Allerton Cemetery is a cemetery in Allerton, Liverpool, England. The cemetery, of 150 acre, is one of the main burial sites for the Metropolitan Borough of Liverpool and is Grade II listed. Springwood Crematorium is situated opposite the cemetery on Springwood Avenue. Purchase of the land for the cemetery was completed in October 1906, the Church of England section was consecrated by the Bishop of Liverpool on 24 September 1909, and the first burial in the cemetery took place on 29 December 1909. It is still in operation.

== Burials ==
In August 2003 the total number of burials was 74,109. Burials by religion:
- Church of England 35,596
- General Nonconformist 18,024
- Roman Catholic 15,072
- Jewish 5,397
- Muslim 20

The cemetery contains graves of 415 Commonwealth services personnel from both World Wars.

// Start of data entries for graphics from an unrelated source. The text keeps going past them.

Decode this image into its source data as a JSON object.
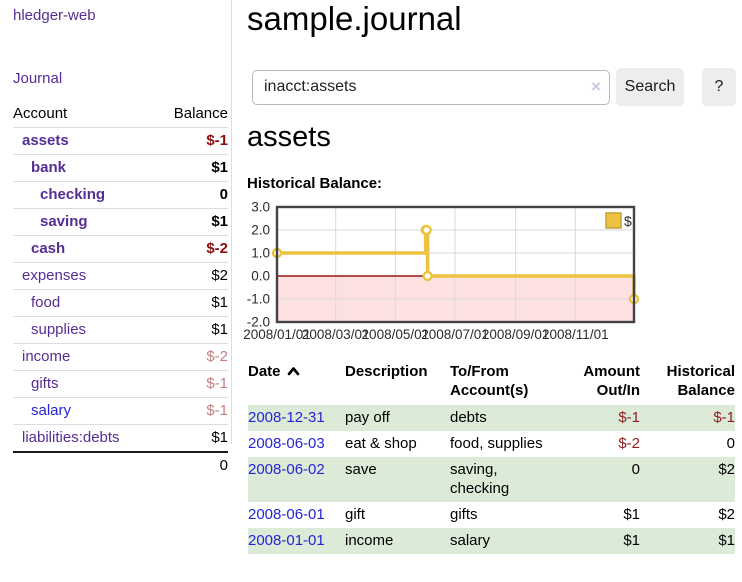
{
  "app": {
    "brand": "hledger-web",
    "nav_journal": "Journal",
    "page_title": "sample.journal"
  },
  "search": {
    "value": "inacct:assets",
    "clear_label": "×",
    "button_label": "Search",
    "help_label": "?"
  },
  "sidebar": {
    "header": {
      "account": "Account",
      "balance": "Balance"
    },
    "rows": [
      {
        "account": "assets",
        "balance": "$-1",
        "depth": 1,
        "bold": true,
        "balance_class": "neg-strong"
      },
      {
        "account": "bank",
        "balance": "$1",
        "depth": 2,
        "bold": true,
        "balance_class": ""
      },
      {
        "account": "checking",
        "balance": "0",
        "depth": 3,
        "bold": true,
        "balance_class": ""
      },
      {
        "account": "saving",
        "balance": "$1",
        "depth": 3,
        "bold": true,
        "balance_class": ""
      },
      {
        "account": "cash",
        "balance": "$-2",
        "depth": 2,
        "bold": true,
        "balance_class": "neg-strong"
      },
      {
        "account": "expenses",
        "balance": "$2",
        "depth": 1,
        "bold": false,
        "balance_class": ""
      },
      {
        "account": "food",
        "balance": "$1",
        "depth": 2,
        "bold": false,
        "balance_class": ""
      },
      {
        "account": "supplies",
        "balance": "$1",
        "depth": 2,
        "bold": false,
        "balance_class": ""
      },
      {
        "account": "income",
        "balance": "$-2",
        "depth": 1,
        "bold": false,
        "balance_class": "neg-muted"
      },
      {
        "account": "gifts",
        "balance": "$-1",
        "depth": 2,
        "bold": false,
        "balance_class": "neg-muted"
      },
      {
        "account": "salary",
        "balance": "$-1",
        "depth": 2,
        "bold": false,
        "balance_class": "neg-muted",
        "link_class": "blue"
      },
      {
        "account": "liabilities:debts",
        "balance": "$1",
        "depth": 1,
        "bold": false,
        "balance_class": "",
        "last": true
      }
    ],
    "total": "0"
  },
  "account_section": {
    "heading": "assets",
    "chart_label": "Historical Balance:"
  },
  "chart_data": {
    "type": "line",
    "step": true,
    "title": "Historical Balance:",
    "xlabel": "",
    "ylabel": "",
    "x_start": "2008-01-01",
    "x_end": "2008-12-31",
    "ylim": [
      -2,
      3
    ],
    "yticks": [
      "3.0",
      "2.0",
      "1.0",
      "0.0",
      "-1.0",
      "-2.0"
    ],
    "ytick_values": [
      3,
      2,
      1,
      0,
      -1,
      -2
    ],
    "xticks": [
      "2008/01/01",
      "2008/03/01",
      "2008/05/01",
      "2008/07/01",
      "2008/09/01",
      "2008/11/01"
    ],
    "legend": {
      "label": "$",
      "position": "top-right"
    },
    "grid": true,
    "series": [
      {
        "name": "$",
        "color": "#edc240",
        "points": [
          [
            "2008-01-01",
            1
          ],
          [
            "2008-06-01",
            2
          ],
          [
            "2008-06-02",
            2
          ],
          [
            "2008-06-03",
            0
          ],
          [
            "2008-12-31",
            -1
          ]
        ]
      }
    ],
    "negative_region_color": "#fde1e1",
    "zero_line_color": "#991414"
  },
  "register": {
    "columns": {
      "date": "Date",
      "description": "Description",
      "accounts": "To/From Account(s)",
      "amount": "Amount Out/In",
      "balance": "Historical Balance"
    },
    "sort": {
      "column": "date",
      "direction": "asc"
    },
    "rows": [
      {
        "date": "2008-12-31",
        "description": "pay off",
        "accounts": "debts",
        "amount": "$-1",
        "balance": "$-1",
        "amount_neg": true,
        "balance_neg": true
      },
      {
        "date": "2008-06-03",
        "description": "eat & shop",
        "accounts": "food, supplies",
        "amount": "$-2",
        "balance": "0",
        "amount_neg": true,
        "balance_neg": false
      },
      {
        "date": "2008-06-02",
        "description": "save",
        "accounts": "saving, checking",
        "amount": "0",
        "balance": "$2",
        "amount_neg": false,
        "balance_neg": false
      },
      {
        "date": "2008-06-01",
        "description": "gift",
        "accounts": "gifts",
        "amount": "$1",
        "balance": "$2",
        "amount_neg": false,
        "balance_neg": false
      },
      {
        "date": "2008-01-01",
        "description": "income",
        "accounts": "salary",
        "amount": "$1",
        "balance": "$1",
        "amount_neg": false,
        "balance_neg": false
      }
    ]
  },
  "colors": {
    "accent_purple": "#552d94",
    "link_blue": "#2525d5",
    "negative": "#8f1d1d",
    "negative_muted": "#c28080",
    "zebra_green": "#dcead8",
    "chart_gold": "#edc240",
    "negative_region": "#fde1e1",
    "button_bg": "#ededed"
  }
}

Notable individuals buried here include:
- Cilla Black (died 2015), singer and television presenter.
- Ken Dodd (died 2018), comedian.
- Ted Heaton (died 1937), Channel swimmer.
- Julia Lennon (died 1958), mother of Beatle John Lennon.
- George Nurse (died 1945), decorated with the Victoria Cross in the Second Boer War.
- Private William Ratcliffe (died 1963), decorated with the Victoria Cross in World War I.

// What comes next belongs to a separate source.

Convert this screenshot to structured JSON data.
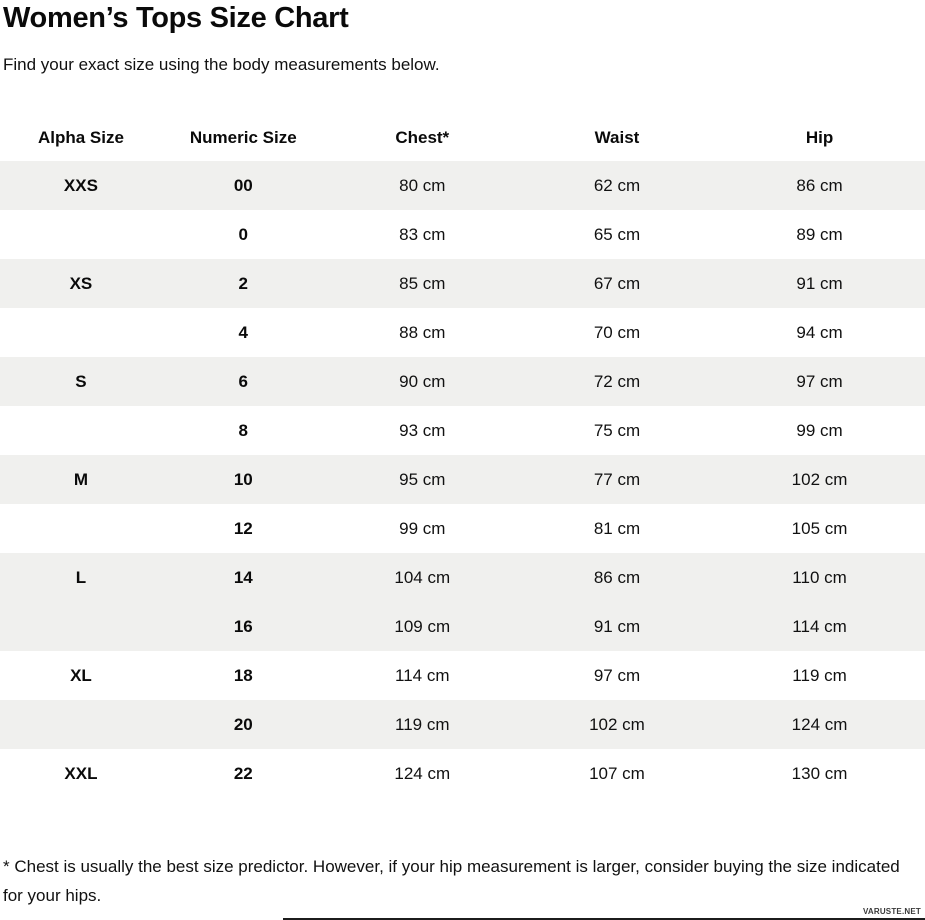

As a result of investigations into the unauthorised retention of organs, starting on 5 August 2004 the bodies of 50 nameless babies stored for medical research at Liverpool hospitals were buried at Allerton Cemetery. Alder Hey Children's Hospital accounted for seven of the unnamed while the rest came from other hospitals. Further burials took place until 2013.

== Full Earth Woodland Burials ==
Allerton Cemetery has a natural woodland burial area. This provides an alternative to the traditional type of burial area as it offers an area with mature trees and a variety of natural plants and grasses. Graves are excavated to accommodate one full earth burial, so as not to damage tree roots. An adjacent grave may be purchased in reserve where family members wish to be buried together.

Burials in this area can only take place in biodegradable coffins. The grave is marked with an inscribed marker with an inscription being chosen by family members. This is as opposed to traditional headstones, which are not permitted in the woodland area.

The principle behind the natural burial option is to provide an environmentally friendly alternative. It is not intended to reuse the graves in future. Families can therefore be assured that at no point will the remains be disturbed.